Запавшими от боли и тревоги глазами Янковский задумчиво провожал скользящие мимо затопленные острова. Тальники, одни макушки тальников. А что если?..
— Слушай, Афанасий, давай пристанем к острову, нарежем лозы. Может быть, с голоду начнут грызть кору?
По его команде плоты направили к густым зарослям тальников на затопленном мутной водой низком песчаном острове. Привязались, спрыгнули в воду и дружно принялись резать молодые побеги ивы. Втащили на плоты, раздали по охапке прутьев коням. И… лошади с жадностью набросились на этот корм, обычный для оленей и сохатых!.. Антипов хлопнул себя по ляжкам:
— Ну, Михаил Иванович, хоть это не овес и не сено, однако теперь кони с голоду не пропадут! Гляди, как жуют, сердешные. Умницы вы наши, умницы, — отставной кавалерист отвернулся и стыдливо вытерся рукавом.
Вскоре Шилка выбросила плоты на просторы Амура. Он разлился на много верст, но полз медленнее своей сестры, приставать к островам стало легче. Заготовка лозы шла ежедневно и кони ее ели, но постепенно худели, конечно, все больше. Пало еще две кобылы.
Но вот, на сорок второй день плавания, показался такой желанный Благовещенск. Ткнулись к берегу, начали выводить еле передвигавших ноги, похожих на скелеты копей. Вместо тридцати шести кобылиц, вышло всего тридцать три. Однако все шесть жеребцов с честью выдержали испытание.
Но, главное, добрались. Срочно подвезли пшеничных отрубей, начали кормить вволю, и лошади поправлялись с каждым днем.
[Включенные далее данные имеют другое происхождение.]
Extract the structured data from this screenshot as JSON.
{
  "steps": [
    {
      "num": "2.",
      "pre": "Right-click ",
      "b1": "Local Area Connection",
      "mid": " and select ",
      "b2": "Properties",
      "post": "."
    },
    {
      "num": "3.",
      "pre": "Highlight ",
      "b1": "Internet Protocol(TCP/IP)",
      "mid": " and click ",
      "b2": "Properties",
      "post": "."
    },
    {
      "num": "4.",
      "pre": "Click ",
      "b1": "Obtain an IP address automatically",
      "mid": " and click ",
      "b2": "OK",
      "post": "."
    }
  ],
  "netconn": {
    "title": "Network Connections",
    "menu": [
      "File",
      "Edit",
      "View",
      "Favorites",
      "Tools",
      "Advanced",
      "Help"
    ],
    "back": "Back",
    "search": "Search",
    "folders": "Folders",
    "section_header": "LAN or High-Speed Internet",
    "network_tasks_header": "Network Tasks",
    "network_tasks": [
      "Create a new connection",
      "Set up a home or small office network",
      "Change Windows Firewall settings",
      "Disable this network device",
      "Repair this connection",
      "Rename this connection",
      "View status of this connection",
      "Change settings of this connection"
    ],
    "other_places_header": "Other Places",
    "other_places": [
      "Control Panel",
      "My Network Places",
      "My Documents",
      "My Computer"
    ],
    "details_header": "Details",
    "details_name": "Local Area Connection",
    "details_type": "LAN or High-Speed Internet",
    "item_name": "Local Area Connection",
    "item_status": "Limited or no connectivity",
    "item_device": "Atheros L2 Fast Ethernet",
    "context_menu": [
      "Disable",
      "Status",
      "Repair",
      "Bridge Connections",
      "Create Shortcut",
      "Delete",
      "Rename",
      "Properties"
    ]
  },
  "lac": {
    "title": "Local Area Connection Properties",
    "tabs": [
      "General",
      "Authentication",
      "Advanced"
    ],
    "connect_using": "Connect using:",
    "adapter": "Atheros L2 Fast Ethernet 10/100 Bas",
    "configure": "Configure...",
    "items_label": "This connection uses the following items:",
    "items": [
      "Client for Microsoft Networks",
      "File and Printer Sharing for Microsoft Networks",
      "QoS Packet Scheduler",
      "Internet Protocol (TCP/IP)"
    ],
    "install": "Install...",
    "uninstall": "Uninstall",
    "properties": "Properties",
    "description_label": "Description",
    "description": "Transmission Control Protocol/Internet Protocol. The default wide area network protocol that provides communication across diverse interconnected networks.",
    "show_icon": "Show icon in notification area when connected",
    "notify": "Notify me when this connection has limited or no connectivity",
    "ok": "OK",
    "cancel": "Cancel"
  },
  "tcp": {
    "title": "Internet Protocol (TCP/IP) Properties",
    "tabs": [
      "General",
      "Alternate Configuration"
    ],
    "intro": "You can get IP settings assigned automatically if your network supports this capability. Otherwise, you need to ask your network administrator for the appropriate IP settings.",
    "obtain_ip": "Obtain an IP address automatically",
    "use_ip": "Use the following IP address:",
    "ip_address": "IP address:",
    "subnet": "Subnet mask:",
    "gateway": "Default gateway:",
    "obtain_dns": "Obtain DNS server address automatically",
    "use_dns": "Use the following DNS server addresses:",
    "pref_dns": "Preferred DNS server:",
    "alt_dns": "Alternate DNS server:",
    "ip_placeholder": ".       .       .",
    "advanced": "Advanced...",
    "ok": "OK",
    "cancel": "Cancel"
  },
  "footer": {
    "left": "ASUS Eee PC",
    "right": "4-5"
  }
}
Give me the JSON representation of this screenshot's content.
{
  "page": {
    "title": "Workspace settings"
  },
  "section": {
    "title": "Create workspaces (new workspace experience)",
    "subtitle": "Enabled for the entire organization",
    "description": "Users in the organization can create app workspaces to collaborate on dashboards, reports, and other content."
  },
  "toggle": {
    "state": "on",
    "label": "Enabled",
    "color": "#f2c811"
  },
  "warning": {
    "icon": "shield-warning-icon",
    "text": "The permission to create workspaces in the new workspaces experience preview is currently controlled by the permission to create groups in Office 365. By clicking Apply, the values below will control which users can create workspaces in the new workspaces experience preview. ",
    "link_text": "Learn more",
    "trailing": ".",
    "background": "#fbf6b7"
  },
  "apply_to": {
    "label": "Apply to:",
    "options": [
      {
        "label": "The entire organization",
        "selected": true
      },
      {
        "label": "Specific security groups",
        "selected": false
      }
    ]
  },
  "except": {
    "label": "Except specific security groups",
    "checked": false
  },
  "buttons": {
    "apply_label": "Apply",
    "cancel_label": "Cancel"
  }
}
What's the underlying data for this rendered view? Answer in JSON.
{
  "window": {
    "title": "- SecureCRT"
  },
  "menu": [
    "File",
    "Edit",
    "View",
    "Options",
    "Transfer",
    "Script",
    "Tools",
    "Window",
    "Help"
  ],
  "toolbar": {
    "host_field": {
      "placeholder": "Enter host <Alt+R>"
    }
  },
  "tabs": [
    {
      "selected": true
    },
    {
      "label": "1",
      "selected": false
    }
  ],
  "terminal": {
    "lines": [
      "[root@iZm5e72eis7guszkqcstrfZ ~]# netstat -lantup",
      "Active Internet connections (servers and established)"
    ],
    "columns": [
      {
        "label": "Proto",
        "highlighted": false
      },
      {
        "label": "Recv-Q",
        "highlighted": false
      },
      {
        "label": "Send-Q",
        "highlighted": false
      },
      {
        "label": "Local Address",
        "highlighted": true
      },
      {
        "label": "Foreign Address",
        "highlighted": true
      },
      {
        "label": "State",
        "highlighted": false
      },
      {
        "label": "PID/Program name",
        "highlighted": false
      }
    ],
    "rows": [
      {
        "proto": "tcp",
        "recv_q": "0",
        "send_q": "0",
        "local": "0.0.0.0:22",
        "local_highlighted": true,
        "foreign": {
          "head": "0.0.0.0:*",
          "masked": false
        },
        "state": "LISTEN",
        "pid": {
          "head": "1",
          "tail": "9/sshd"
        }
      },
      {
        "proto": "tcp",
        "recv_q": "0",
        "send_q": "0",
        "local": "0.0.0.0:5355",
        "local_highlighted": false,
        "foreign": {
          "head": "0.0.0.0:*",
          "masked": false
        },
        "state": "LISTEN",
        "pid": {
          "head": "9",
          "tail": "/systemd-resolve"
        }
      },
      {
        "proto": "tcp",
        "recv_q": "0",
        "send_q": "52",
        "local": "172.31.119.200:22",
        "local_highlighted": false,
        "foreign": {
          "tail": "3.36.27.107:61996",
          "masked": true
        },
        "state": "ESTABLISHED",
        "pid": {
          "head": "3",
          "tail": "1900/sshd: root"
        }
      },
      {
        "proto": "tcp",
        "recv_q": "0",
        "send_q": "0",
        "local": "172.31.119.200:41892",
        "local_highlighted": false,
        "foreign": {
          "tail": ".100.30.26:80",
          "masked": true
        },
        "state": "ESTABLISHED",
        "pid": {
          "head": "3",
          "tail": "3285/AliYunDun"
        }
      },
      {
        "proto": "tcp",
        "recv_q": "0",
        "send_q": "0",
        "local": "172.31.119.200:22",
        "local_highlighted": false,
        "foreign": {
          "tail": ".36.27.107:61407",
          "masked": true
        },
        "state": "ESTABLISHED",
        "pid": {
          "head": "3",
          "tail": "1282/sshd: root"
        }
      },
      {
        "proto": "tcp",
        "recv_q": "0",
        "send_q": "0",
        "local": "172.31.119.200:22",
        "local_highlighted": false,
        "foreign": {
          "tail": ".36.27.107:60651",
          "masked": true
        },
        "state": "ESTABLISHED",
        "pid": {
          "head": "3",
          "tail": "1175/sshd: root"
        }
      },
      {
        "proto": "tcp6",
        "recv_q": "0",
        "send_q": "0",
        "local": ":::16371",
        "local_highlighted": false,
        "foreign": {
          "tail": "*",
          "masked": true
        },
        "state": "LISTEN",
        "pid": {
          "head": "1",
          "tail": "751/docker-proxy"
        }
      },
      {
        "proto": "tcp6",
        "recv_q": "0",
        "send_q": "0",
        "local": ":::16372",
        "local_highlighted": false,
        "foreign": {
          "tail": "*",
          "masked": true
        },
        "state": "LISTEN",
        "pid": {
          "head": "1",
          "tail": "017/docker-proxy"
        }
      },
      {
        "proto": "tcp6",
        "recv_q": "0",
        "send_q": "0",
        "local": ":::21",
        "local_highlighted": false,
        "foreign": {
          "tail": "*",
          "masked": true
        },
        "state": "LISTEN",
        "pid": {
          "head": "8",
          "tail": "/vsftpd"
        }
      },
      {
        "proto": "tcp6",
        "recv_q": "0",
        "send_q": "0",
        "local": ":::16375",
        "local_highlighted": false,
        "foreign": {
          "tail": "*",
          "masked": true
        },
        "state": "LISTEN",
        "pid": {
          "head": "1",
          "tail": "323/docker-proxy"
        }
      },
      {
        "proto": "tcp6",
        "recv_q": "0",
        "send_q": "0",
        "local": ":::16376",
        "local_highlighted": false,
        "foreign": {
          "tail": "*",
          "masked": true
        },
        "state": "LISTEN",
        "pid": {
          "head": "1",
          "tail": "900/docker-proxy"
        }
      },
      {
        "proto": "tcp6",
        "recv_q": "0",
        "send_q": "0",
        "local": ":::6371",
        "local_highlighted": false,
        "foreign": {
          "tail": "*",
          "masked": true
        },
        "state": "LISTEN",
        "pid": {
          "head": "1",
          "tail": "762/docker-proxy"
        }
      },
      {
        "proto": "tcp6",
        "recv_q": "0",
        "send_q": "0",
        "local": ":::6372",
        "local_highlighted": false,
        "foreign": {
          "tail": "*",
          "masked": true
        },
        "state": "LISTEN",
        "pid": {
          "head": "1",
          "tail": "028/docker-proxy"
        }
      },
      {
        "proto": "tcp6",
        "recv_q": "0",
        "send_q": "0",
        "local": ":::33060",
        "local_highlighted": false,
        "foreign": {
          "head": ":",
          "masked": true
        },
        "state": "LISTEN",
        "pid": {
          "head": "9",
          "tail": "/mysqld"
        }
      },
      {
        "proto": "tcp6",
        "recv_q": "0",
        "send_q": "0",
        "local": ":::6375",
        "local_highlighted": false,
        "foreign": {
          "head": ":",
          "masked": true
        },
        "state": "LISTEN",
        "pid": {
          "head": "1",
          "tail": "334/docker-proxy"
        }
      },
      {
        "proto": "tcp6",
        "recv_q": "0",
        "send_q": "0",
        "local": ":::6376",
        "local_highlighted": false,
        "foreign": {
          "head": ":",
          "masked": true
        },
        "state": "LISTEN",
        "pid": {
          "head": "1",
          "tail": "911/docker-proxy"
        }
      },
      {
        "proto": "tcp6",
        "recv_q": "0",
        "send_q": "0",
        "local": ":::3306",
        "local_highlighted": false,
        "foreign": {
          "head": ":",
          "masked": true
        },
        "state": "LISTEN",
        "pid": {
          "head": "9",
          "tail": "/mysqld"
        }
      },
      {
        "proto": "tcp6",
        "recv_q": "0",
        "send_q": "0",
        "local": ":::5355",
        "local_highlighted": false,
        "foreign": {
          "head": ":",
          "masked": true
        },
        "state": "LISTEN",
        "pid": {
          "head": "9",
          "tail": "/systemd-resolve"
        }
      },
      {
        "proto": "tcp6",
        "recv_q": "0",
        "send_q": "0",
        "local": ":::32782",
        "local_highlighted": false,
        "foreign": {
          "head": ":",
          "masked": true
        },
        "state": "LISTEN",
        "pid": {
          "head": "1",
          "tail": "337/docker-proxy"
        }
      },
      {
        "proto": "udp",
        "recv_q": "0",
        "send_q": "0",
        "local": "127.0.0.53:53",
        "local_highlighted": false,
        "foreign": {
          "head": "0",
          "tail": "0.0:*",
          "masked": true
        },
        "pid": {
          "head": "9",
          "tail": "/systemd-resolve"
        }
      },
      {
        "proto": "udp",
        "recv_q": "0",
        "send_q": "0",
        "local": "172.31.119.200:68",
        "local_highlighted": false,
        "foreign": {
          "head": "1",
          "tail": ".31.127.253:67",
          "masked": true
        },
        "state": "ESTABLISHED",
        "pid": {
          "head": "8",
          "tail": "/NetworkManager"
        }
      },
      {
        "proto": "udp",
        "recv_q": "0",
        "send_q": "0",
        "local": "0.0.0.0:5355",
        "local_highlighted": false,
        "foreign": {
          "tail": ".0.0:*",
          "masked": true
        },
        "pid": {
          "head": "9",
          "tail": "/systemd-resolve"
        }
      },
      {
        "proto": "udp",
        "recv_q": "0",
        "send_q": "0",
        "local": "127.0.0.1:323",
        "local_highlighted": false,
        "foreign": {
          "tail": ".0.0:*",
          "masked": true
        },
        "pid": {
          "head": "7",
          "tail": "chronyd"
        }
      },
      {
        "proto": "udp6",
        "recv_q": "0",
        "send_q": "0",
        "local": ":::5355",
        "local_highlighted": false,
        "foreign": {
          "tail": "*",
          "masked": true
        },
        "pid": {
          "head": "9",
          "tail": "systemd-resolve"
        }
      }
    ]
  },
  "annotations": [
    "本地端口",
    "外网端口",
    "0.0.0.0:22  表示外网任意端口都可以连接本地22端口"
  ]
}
Янковский отправился в контору пароходства. Там ему заявили, что весь транспорт занят перевозкой казенных грузов и новобранцев, баржи освободятся не скоро. И сообщили страшную весть: все побережье среднего течения Амура поражено занесенной из-за границы эпидемией сибирской язвы, которая буквально косит лошадей и скот. Значит, нужно плыть не приставая к берегам.
Пришлось запасаться кормом на весь оставшийся путь. И вот, наконец, пароходик дал гудок и завертел колесами. За несколько дней караван благополучно проскользнул мимо зараженных берегов, добрался до Хабаровска и вошел в Уссури. Поднялись до впадения в нее реки Сунгачи и здесь окончательно распрощались с речным путем. За спиной лежало более пяти тысяч верст! Осталось всего около трехсот, но кто мог думать, что они окажутся такими тяжелыми и мучительными.
На сто с лишним верст протянулись вдоль реки Сунгачи и восточного берега озера Ханка сплошные болота, и в их плену караван пробыл около двух недель. Стояла изнурительная августовская жара. В густых высоких травах и камышах ни ветерка. Люди и лошади задыхались от испарений, все были в крови от липнущих к ним тучами комаров и слепней. Они лезли в глаза и уши, жалили беспрерывно и беспощадно. А кругом — куда ни глянь — только тростники, кочки, грязь и мутная вонючая вода! Негде ни обсушиться, ни передохнуть. Днем и ночью — в болоте.